Officials at the Federal Reserve were set to give their assessment of the world's largest economy after poring over economic trends at a two-day meeting. But economists surveyed by financial news agencies in the U.S. predicted the central bank would refrain from offering new stimulus measures.
Instead, they predicted officials would wait for more economic data before again considering action at its September meeting. The U.S. government is set to release unemployment and job-growth numbers for July on Friday.
The question for the fiscal policy makers is whether the U.S. economy needs an immediate new jolt. The American economy slowed in the April-to-June period, growing only at a 1.5 percent pace, while the country's jobless rate has remained agonizingly high at above 8 percent for 41 straight months.
Meanwhile, at a re-election campaign rally in Ohio, President Barack Obama acknowledged the economic difficulties Americans have faced in the country's worst downturn since the 1930s.
“Our first order of business is to recover all the jobs and wealth that was lost in the crisis, and we've made strides these last three and a half years to get that done. But, beyond that, we're here to reclaim the financial security that's been slipping away for more than a decade. The decade before I came into office your incomes and wages generally weren't going up. Jobs were moving overseas. Auto industry had been getting hammered. So our job is not just to put people back to work, it's also to build an economy where over the long haul that work pays off, so that no matter who you are, or what you look like, or where you come from, here in America you can make it if you try.”
Mr. Obama's expected opponent in the November election, Republican candidate Mitt Romney, has made the U.S. economic struggles the centerpiece of his campaign.

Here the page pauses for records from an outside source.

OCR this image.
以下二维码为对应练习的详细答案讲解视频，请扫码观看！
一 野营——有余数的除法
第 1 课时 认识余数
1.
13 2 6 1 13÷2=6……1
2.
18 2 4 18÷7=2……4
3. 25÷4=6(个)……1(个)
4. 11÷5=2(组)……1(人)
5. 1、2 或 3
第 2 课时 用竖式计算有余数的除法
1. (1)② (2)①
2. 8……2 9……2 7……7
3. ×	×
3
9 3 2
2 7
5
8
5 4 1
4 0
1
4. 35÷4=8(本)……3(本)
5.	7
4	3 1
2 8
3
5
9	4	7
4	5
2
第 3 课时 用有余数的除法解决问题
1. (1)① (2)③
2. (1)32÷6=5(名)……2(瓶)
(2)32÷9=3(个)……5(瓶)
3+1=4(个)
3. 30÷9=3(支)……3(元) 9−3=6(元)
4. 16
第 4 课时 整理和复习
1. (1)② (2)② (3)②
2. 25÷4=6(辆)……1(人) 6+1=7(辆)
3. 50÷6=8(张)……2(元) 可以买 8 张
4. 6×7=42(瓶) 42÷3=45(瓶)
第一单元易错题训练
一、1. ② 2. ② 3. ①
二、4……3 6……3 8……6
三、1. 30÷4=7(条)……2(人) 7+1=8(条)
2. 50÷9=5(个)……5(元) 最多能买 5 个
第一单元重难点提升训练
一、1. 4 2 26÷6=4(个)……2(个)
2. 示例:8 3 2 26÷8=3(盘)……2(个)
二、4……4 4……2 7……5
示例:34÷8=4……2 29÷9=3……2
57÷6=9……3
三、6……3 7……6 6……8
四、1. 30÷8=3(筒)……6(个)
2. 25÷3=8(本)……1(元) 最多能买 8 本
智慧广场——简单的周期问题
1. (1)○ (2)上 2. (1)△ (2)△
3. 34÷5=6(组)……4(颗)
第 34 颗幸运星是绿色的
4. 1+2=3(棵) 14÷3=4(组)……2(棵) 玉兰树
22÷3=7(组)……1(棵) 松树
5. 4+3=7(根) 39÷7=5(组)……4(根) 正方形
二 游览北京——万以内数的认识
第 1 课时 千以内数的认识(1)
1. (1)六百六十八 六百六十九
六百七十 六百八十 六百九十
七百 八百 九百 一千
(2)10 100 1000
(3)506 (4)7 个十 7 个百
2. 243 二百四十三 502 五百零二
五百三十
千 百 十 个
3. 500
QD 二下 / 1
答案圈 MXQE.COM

The former Massachusetts governor and one-time venture capitalist says Mr. Obama's policies have failed. Romney says lower taxes and less government regulation would boost the economy and create jobs at a faster pace.
On Thursday, policy chiefs at the European Central Bank are to consider new ways to attack the 17-nation euro currency zone's persistent governmental debt crisis, now in its third year. The central bank could opt to directly buy Spanish and Italian government bonds as a way to ease their borrowing costs.